世界が追悼――。ゲーム会社大手「任天堂」岩田聡社長が11日、胆管腫瘍のため死去したことが13日に発表され、各方面に衝撃が広がった。まだ55歳だった。
岩田さんは2002年に創業家の故山内溥前社長に見込まれ、42歳の若さで社長に就任。人気ゲーム機「ニンテンドーDS」や「Wii」を発売し、09年3月期には売上高1兆8386億円、営業利益5552億円と過去最高の業績を残し、全盛期を築いた。
プログラマーとしても超一流だった。コピーライターの糸井重里氏(66)は岩田さんを「救いの神」と形容。1993年にファミコンゲームの名作「MOTHER」の続編の制作作業が滞るなか、岩田さんが現れ「今のプログラムを生かして作ると3年かかる。僕がイチから作れば1年以内にできる」と断言し、見事それを実践したという。
早すぎる死は海外でも大きく伝えられた。米CNNテレビや英BBC放送はトップ級の扱い。SNSでは各国からファンの追悼メッセージが寄せられ、ライバルのソニー・プレイステーションの公式ツイッターでも「岩田さん、すべてに感謝します」と惜別コメントが発表された。

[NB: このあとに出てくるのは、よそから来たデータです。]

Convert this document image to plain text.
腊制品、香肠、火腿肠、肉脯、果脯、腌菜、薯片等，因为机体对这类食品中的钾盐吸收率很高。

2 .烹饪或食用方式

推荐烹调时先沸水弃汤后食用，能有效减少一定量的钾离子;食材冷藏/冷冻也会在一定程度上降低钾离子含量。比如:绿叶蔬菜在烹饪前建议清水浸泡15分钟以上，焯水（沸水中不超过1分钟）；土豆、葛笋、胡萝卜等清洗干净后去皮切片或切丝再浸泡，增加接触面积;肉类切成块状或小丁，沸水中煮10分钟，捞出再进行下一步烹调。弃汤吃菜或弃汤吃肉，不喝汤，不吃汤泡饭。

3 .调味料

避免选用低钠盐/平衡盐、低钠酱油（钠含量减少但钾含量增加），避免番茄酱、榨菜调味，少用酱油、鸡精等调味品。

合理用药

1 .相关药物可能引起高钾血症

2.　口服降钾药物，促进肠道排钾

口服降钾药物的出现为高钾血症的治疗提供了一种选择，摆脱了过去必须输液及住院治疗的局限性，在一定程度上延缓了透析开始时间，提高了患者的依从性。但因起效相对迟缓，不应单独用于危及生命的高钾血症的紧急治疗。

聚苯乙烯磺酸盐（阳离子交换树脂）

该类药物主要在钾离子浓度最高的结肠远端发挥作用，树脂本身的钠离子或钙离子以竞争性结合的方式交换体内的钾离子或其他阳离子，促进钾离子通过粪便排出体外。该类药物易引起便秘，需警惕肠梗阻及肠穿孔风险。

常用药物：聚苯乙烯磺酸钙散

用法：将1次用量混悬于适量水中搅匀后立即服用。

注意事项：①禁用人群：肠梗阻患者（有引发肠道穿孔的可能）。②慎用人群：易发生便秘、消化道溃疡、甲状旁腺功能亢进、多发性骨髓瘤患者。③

岩田さんは「ゲーム人口の増加」を最大のテーマに掲げ、5歳から95歳までの老若男女が楽しめるものを目指した。「ゲーマーと初心者の“差”がゲーム人口の減少につながっているという考えだった。操作の複雑なゲーマー向けソフトが乱発される現状に警鐘を鳴らしていた」(ゲーム業界関係者)
一方で各社が積極的にスマホ向けゲームへの参入を果たすなか、岩田さんは「利益重視の参入は自社のブランド力低下をもたらす」とノリ気ではなかった。結果、12年3月期から14年3月期まで3期連続の連結営業赤字に陥ることになり、岩田さんは参入を決断。今年3月に「DeNA」と資本・業務提携し、活路を見いだそうとしていた。
「6月の株主総会では経営方針に厳しい声も飛んだようだ」(同)
ゲームに生涯をささげた岩田さん。世界戦略という点でも、大きすぎる損失になった。